Although it may seem scientifically sound at first blush, the methodology creates no distinction between the weight of muscle versus the weight of fat, despite the fact that fat takes up roughly four times the space of muscle. In other words, there can be quite a difference in your weight and size based on your body type. By failing to evaluate the two body features separately, the BMI delivers faulty results that make being classified as overweight a virtual certainty. And though BMI has some level of success with whole groups of people, its use to determine how healthy one adult can be is questionable at best.
But the biggest weakness with BMI would have to be how it attempts to lock people into rigidly defined categories for underweight, ideal, overweight, and obese. The scale, ranging from 1 to 100, becomes overweight at 25 and obese at 30; it is transfixed in such a way to suggest that when individuals reach 25 or above, they’ve crossed into the territory of being unhealthy. This conclusion begs the question of what unhealthy actually looks like. By relying solely on the BMI for the numeric answer to this question, the aesthetics often don’t bear out to compliment the BMI’s ranking.
And although people think they can eye it the way they can parallel parking, a true visual assessment of one’s physique isn’t something that can be winged. In one of her earliest criticisms of the BMI, blogger Kate Harding launched a photo project showcasing woman with their height, weight, BMI, and a commentary about the accuracy of the BMI’s rating. One volunteer, Laurie, 5’0 and 130 pounds, carries a BMI of 25.4 percent. According to the BMI, Laurie is “overweight,” despite being a size 4. For emphasis, Harding showcases several curvier women, warning viewers not to get too attached because the BMI’s validation that they’re unhealthy suggests they will drop dead of heart attacks and diabetes soon.
Harding’s point was drastic, but the photographs of everyday women unable to meet these unrealistic body standards hammer home the damage done by the promotion of outdated rubrics employed to shame our bodies. What was pioneered in the interest of helping advance medicine has become a modern tool of extremely organized bio-power. The cultural and social obsession with weight management for women has always gone hand-in-hand with the desire to render them less powerful. In a very real sense, the physical reduction of their size is a stripping down of their agency. Since Kevin Smith gave up directing movies and became a factivist following his ejection from a Southwest flight for being “too fat,” this schism has widened to keep persons of size from inheriting power, often out of concern for their health.

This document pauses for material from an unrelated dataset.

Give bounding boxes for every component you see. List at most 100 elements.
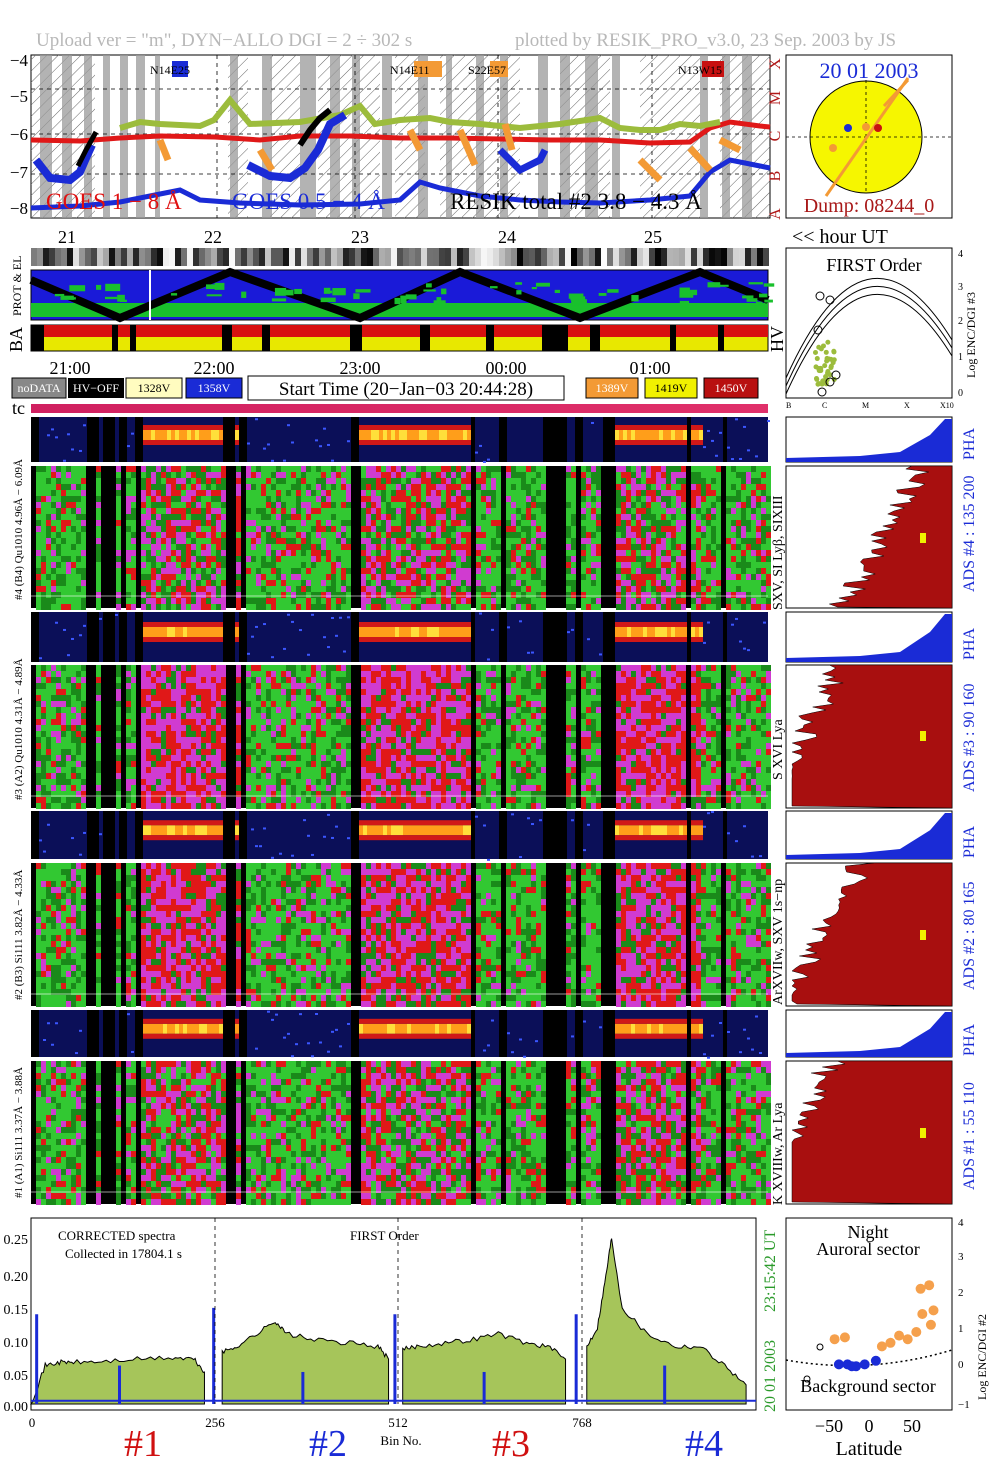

Except that that brings us back, full circle, to why the BMI is completely bogus. The BMI is billed in a way that if someone has a BMI that places them in the “overweight” range, they are immediately considered unhealthy. Yet new research is finding that heavier people actually have more protection against a number of illnesses and chronic conditions, from kidney failure to infectious diseases and lung issues.
Despite this, it’s not going to stop the diet industry from using the BMI to keep pushing their products. Social attitudes notwithstanding, sources like the International Obesity Task Force and the American Obesity Association are treated as completely legitimate entities when they use the BMI to explain how we, as a society, are doomed because of our size. Despite authoring the majority of the World Health Organization’s obesity reports, both organizations are primarily funded by pharmaceutical and weight loss companies. Is it any wonder that these folks (and others associated with them) have been aggressively campaigning to have obesity classified as a disease? As Paul McAleer over at BigFatFacts concludes, “The ‘obesity epidemic’ is worth billions to the pharmaceutical, diet, weight loss, media, and government agencies fueling it.”
This should leave every person asking themselves: do I want to keep banking my health on a tool designed to tell me my body is flawed so that the companies employing that tool can continue creating a billion-dollar industry?